15. ASSIGNMENT BY SELLER. Seller agrees that Seller will neither assign its rights nor delegate its duties for this Order without the prior written consent of Buyer. Any attempted assignment which violates this Section shall be VOID.
16. INTERPRETATION OF ORDER. Irrespective of the place of performance of this Order, this Order shall be interpreted in accordance with the laws of the State of Missouri without reference to its conflict of law provisions. When accepted by Seller, this Order shall constitute a valid and binding contract. The terms and conditions contained in this Order (including any documents referenced) constitute the entire agreement of the parties relating to this Order. Should any part, term or provision of this Order be declared illegal or in conflict with any applicable law, rule or regulation, the validity of the remaining portion, terms and conditions shall not be affected thereby. The captions at the beginning of Sections of this Order are used for convenience of reference only and are not to be used in attempting to construct any part of this Order, nor shall any relevance be given to which party was the draftsperson, or primary draftsperson, for any part of this Order.
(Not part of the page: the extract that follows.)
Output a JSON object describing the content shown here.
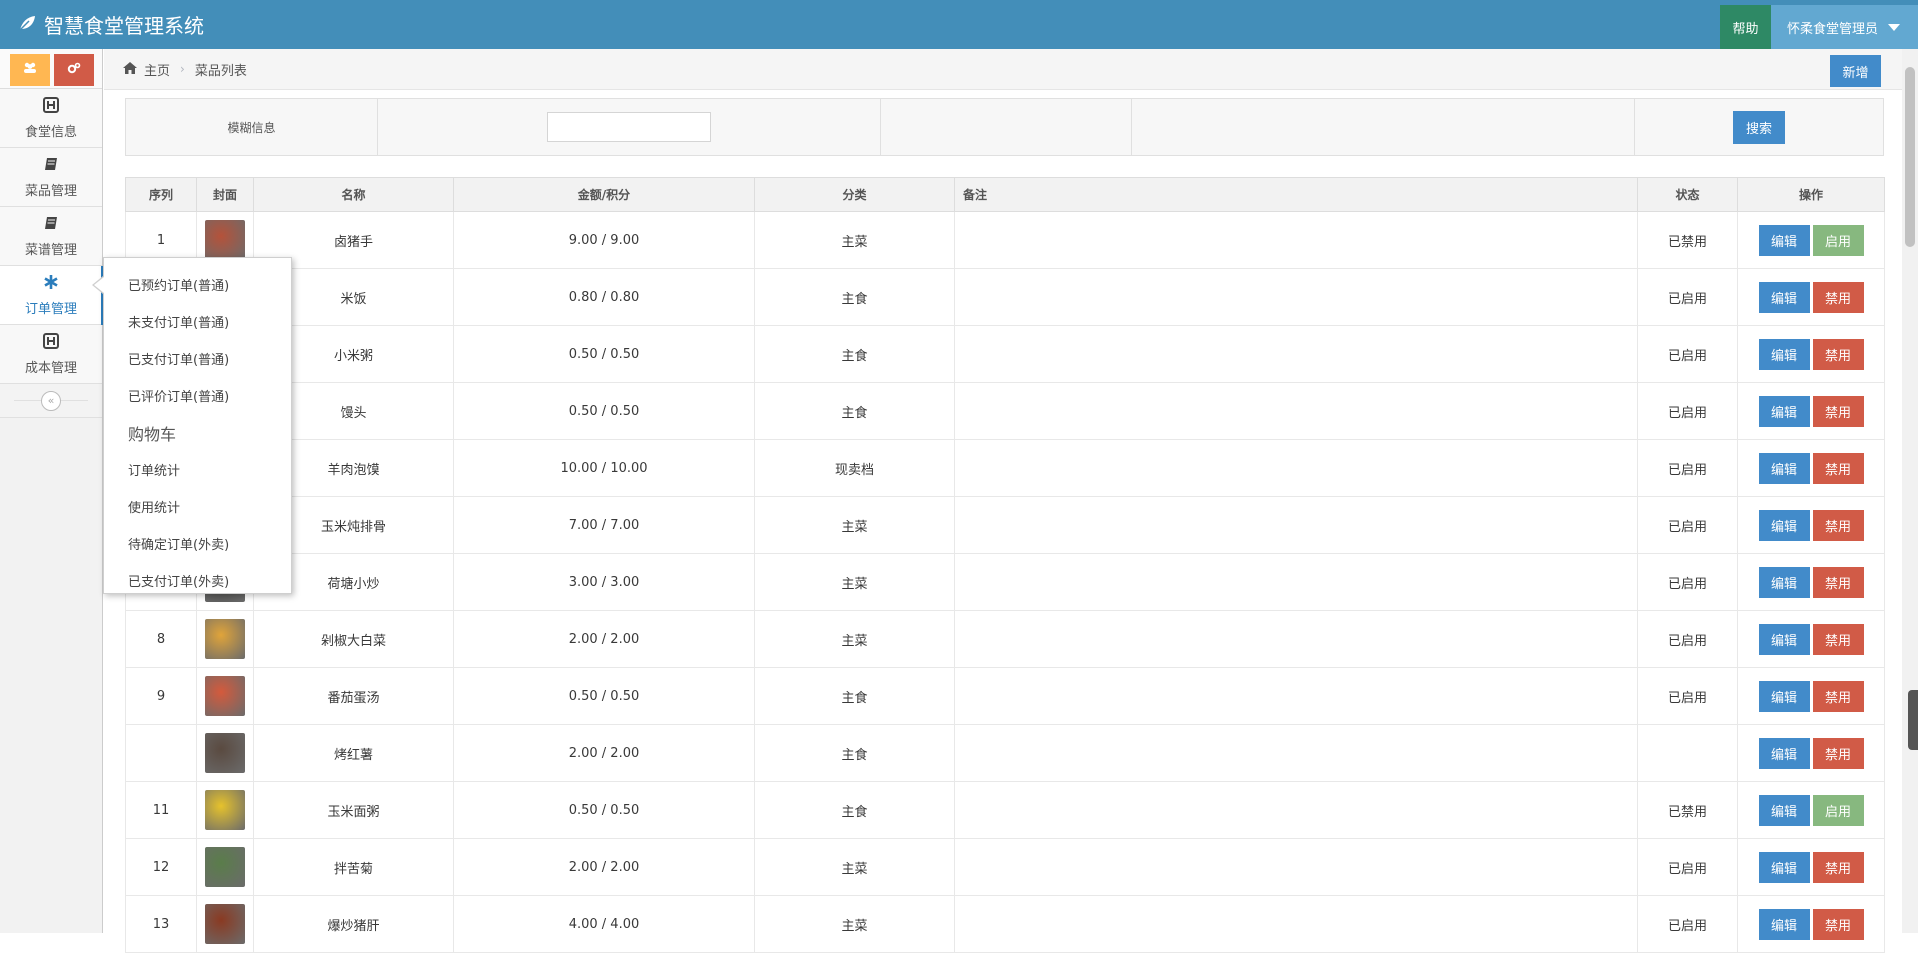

17. AMENDMENT, MODIFICATION, WAIVER AND REMEDIES. Performance by Seller of this Order must be strictly in accordance with its stated terms and conditions and no change, modification, revision, alteration or waiver shall be binding unless executed by Buyer in writing. No waiver by Buyer of and/or failure by Seller to perform any or all of the terms or conditions hereof shall constitute a waiver of or an excuse for non-performance as to any other part of this or any other Order. No rights or remedy herein provided shall be deemed exclusive of any other rights or remedies allowed by law or in equity. Under no circumstances shall Buyer be obligated for any consequential incidental or special damages, loss of revenue or profit, or any amount in excess of the total dollars owed for this Order. Seller shall bear all expenses, including reasonable attorneys’ fees, Buyer incurs to enforce its rights and remedies under this Order because of a Seller default.
18. ELECTRONIC TRANSACTIONS. The parties agree that the transactions for the Order may be conducted and the Order and related documents may be stored by electronic means. Copies, telecopies, facsimiles, electronic files and other reproductions of original executed documents shall be deemed to be authentic and valid counterparts of such original documents for all purposes, including the filing of any claim, action or suit in the appropriate court of law.
19. OTHER GENERAL TERMS. Seller agrees to perform any further acts and deliver any additional documents that may be reasonably requested by Buyer in connection with this Order so long as Buyer pays any reasonable additional Seller costs and expenses therefor. In addition to those provisions expressly stated to survive expiration or termination of this Order, any provisions which by their nature contemplate obligations by a party after such expiration or termination (and the corresponding enforcement rights by the other party) shall also survive. All claims for money due from Buyer to Seller shall be subject to deduction or setoff by Buyer by reason of any reasonable claim or counterclaim by Buyer against Seller arising out of this Order or any other transaction between Buyer and Seller.